>
SEO

Robots.txt Adalah: Pengertian, Sintaks, dan Cara Menggunakannya dengan Benar

DN

Dyaksa Naya

20 Juli 2026

3 min read
#seo #technical seo
Robots.txt Adalah: Pengertian, Sintaks, dan Cara Menggunakannya dengan Benar

Robots.txt adalah file teks yang diletakkan di root direktori website untuk memberikan instruksi kepada web crawler — termasuk Googlebot — tentang halaman atau folder mana yang boleh dan tidak boleh dirayapi. File ini diakses crawler setiap kali mereka mengunjungi website, sebelum mulai merayapi halaman mana pun.
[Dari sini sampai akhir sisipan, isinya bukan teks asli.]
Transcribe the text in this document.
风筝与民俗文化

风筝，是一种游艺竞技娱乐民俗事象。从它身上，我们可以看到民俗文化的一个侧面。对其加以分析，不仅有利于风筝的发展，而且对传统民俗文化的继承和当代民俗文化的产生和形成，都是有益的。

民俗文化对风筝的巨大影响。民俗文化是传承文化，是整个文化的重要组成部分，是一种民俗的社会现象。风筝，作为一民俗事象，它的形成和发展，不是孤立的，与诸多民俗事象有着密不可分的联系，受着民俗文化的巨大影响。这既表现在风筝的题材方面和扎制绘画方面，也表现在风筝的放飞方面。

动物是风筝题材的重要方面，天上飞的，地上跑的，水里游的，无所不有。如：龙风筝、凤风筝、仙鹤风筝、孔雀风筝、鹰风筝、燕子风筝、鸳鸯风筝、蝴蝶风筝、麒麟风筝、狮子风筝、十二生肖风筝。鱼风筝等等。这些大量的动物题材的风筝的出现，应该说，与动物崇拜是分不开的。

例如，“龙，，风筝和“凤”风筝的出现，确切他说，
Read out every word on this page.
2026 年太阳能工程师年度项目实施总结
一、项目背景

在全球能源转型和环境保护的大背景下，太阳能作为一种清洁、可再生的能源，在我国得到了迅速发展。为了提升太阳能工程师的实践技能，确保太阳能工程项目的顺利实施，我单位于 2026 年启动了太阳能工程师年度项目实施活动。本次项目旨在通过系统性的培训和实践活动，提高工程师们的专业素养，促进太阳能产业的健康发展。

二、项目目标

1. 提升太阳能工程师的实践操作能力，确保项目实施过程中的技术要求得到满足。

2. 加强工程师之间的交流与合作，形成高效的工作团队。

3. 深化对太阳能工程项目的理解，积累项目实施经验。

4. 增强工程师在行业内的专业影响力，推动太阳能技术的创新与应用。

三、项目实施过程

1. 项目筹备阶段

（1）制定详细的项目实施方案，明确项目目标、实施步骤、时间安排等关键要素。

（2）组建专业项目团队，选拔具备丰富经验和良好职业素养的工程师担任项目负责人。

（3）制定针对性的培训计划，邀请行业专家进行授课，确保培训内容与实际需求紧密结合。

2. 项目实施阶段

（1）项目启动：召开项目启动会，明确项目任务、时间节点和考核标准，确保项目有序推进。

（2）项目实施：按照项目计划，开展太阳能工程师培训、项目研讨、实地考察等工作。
Yang sering disalahpahami: robots.txt bukan alat keamanan. File ini bersifat publik — siapa pun bisa membacanya di domain.com/robots.txt. Halaman yang di-disallow pun masih bisa terindeks jika ada backlink dari website lain yang mengarah ke sana. Untuk konten yang benar-benar tidak ingin muncul di Google, gunakan tag noindex — bukan robots.txt.

Sintaks Dasar dan Cara Membacanya

File robots.txt terdiri dari beberapa komponen utama yang perlu dipahami:

User-agent menentukan crawler mana yang dituju oleh instruksi berikutnya. Tanda bintang (*) berarti berlaku untuk semua crawler. Googlebot berarti instruksi khusus untuk crawler Google.

Disallow memblokir crawler dari merayapi path atau folder tertentu. Disallow: /wp-admin/ misalnya, mencegah Googlebot masuk ke folder admin WordPress.

Allow mengizinkan crawler masuk ke path tertentu di dalam folder yang sudah di-disallow. Ini berguna untuk mengizinkan satu subfolder di dalam folder yang diblokir secara keseluruhan.

Sitemap memberitahu crawler lokasi file sitemap. Menambahkan ini di robots.txt membantu semua crawler — bukan hanya Googlebot — menemukan sitemap dengan cepat.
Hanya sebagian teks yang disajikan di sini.